For CP Rail, hauling grain for export has been a losing proposition to the tune of $100 million in operational costs alone each year. Antiquated grain rates frozen by federal law nearly six decades ago are to blame.
Unless these artificial rates are repealed by the government, the railway will not be able to fund such major, and much needed, projects as the $300 million tunnel under Rogers Pass to meet increased commodity traffic, says Executive Vice-President W.W. Stinson.
TRAFFIC INCREASE
"The railways have coped with a pretty substantial traffic increase over the last 20 years. They've done very well," he said in a recent interview.
"But this thing is now coming to a crunch."
Mr. Stinson added: "We can not currently see a way to finance such a tunnel and we are going to reach capacity limitations west of Calgary by the mid-1980's unless some solution is found."
The proposed 8.9 mile tunnel under Rogers Pass, at a lower elevation than the existing five mile Connaught Tunnel, is the centerpiece of a major plan to expand CPR's mainline capacity between Calgary and Vancouver.
Annual volume on parts of this corridor has already reached more than 55 million gross tons, which is the measure of freight and rolling stock on the move. This figure is more than double the number of gross tons tallied in 1968.
Mr. Stinson said the next one or two years are going to be "very, very critical" in determining whether the railways get enough revenue to finance expansion in time to meet future needs.

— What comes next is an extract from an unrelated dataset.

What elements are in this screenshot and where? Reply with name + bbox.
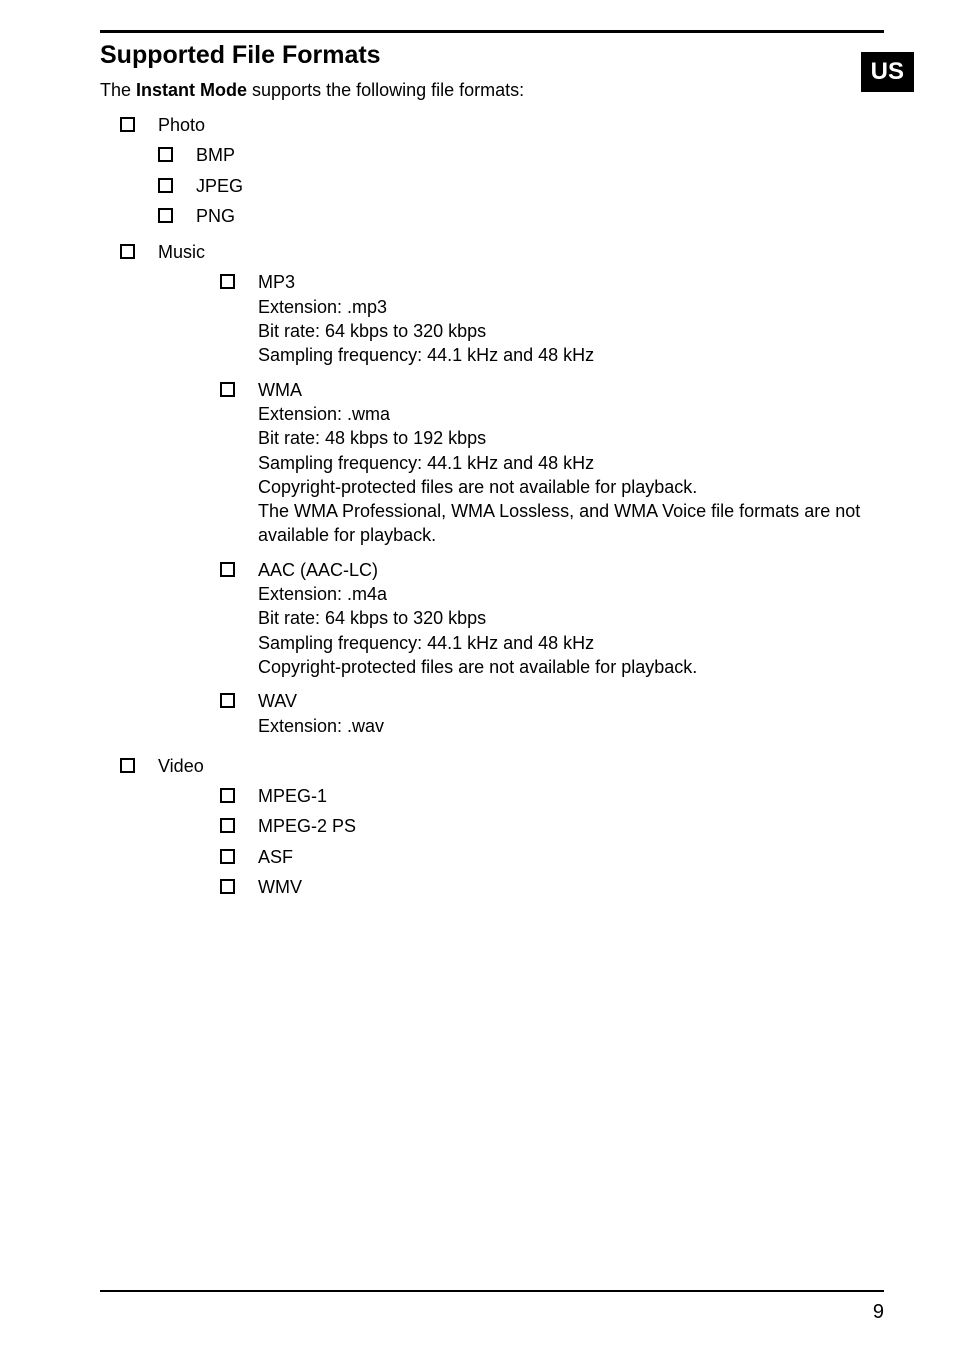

The most dramatic projected increase in commodity traffic is expected in coal. CP Rail expects to carry double the current annual 12 million tons by 1990. Substantial increases could also come in grain, potash, and other western traffic headed through the Rocky Mountains for export.
At present the railway has the capacity to handle 30 trains a day on its mainline between Calgary and Vancouver. In 1979, an average of 24 trains a day moved over this mainline and current forecasts point at 30 a day being reached in 1985. By 1990, 37 trains a day would have to be operated.
Mr. Stinson said the two completed double-tracking schemes and one in hand have to be coupled with the new tunnel and grade easement for west-bound trains running up the east slopes of the Selkirk mountains in order for CP Rail to be able to handle the projected growth in freight traffic.
But having the government pay the cost of the tunnel or offer interest-free loans without modernizing the present export grain rates will not solve the problem, stressed Mr. Stinson.
"All that would do is postpone the issue. It would not face up to our other capital requirements which have to be supported by a sound tariff structure."
"Directing government funds to a tunnel project would be a stopgap approach and we should not be doing that sort of thing. The government got into buying grain cars and is paying to patch up Prairie branchlines. These involvements should not be necessary. The railways can do the job if the cash incentives are there."
But even without the planned major expansion to meet the growing export traffic, Mr. Stinson said current losses experienced in hauling grain would become a threat to other commodities.
Rising fuel costs and other expenses would mean Canadian Pacific shareholders could no longer absorb such losses on grain. The end result would be higher rates for other commodities which would lessen their competitiveness on the world market.
Mr. Stinson expressed optimism that the government and the grain industry are approaching an agreement on how to get more money to the railways.
If a solution is reached in the near future, there should be no problem meeting growing transportation needs, he said.